I can’t sleep. I’m feeling bad for damaging my dad’s car once again. Things just happen when you least expected it. It could have been easily avoided. I guess I reversed a little too quickly and relied too much on the sensors which just went “beeeeeeeeeppppppp!!”. Now the bumper at the back seems a little different than before. The bump was not that serious but I feel so bad. :s

Approximately 2 years back when we started the blog, I thought it would be good to have a place where we could share our stories and then look back one day. Funny though both Beri and I are not the expressive type. I have always wished to post more often but somehow the words don’t come through. Berilyn likes to read me blog (I don’t know why) yet I don’t wish to treat blogging like a mandatory thing so I insisted that I should only blog when the feeling is right. I may have done better if this was a geeky blog and I refrain from posting them here. I want to write about all the eventful days with Berilyn but maybe I’m too lazy. Maybe we’re just two boring person and there is nothing to write. Well, I don’t think that affects us as I still love her and will always do. :kiss:

In exactly a month’s time, I “should” be starting work and there we are, finally at the title of this post. Think of the times when I was young and can’t wait to grow up only to realize that time flies. Now I don’t feel like a young man but an adult. What is my life gonna be from then on? A typical adult working 5 days every week (hopefully it’ll be just that) for the rest of my life? When can I get the money to start my family? Support my parents? Will I be successful? Questions and questions? I still want to enjoy life. I want to fly around the world visiting different countries and buy all (most) of the things that I have always wanted.

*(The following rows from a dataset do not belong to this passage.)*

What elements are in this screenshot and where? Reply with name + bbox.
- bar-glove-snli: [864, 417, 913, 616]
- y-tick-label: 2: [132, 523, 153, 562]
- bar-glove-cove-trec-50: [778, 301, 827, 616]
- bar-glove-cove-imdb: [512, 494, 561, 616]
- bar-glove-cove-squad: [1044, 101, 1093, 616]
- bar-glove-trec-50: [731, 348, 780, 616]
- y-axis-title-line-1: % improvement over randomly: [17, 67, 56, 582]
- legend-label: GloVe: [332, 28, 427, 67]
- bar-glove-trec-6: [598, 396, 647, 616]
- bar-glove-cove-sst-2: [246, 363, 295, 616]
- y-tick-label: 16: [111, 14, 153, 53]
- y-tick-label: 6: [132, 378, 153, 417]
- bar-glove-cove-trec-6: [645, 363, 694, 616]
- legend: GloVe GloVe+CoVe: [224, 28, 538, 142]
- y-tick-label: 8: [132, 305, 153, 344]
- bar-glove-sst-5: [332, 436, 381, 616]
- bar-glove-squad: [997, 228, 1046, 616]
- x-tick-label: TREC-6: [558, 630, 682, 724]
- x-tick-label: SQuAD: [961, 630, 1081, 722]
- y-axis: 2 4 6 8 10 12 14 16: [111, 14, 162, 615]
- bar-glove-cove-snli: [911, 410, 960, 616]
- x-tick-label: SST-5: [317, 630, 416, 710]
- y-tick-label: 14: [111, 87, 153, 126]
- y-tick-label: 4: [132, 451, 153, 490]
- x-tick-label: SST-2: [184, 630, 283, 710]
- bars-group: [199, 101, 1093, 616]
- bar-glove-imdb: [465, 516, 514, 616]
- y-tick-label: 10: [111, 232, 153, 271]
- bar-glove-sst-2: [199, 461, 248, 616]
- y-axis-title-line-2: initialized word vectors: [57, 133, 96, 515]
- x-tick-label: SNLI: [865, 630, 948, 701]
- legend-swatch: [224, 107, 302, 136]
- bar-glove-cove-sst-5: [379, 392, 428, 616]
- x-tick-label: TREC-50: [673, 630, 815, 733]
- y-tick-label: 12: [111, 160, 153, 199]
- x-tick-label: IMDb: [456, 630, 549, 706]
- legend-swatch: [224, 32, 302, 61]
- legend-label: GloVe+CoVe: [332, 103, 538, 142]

I think I’m at the milestone of my life but there is nothing impressive yet. I really want to work hard. I’m only 22 so I still have a long time ahead (hopefully) and it is time I stop all my nonsense and work towards my goals. This is how I should think, is it not? Come all friends, let’s work hard and we shall have a better future.

Strange, it took me long to “finish” not exactly what I wanted to write but I’m feeling tired now so I shall be sleeping. Pardon me for writing funny. I’m always feeling emo at some point in time and dropping such silly post. Well, guess I could look back years later and say, “Hey! Silly me.”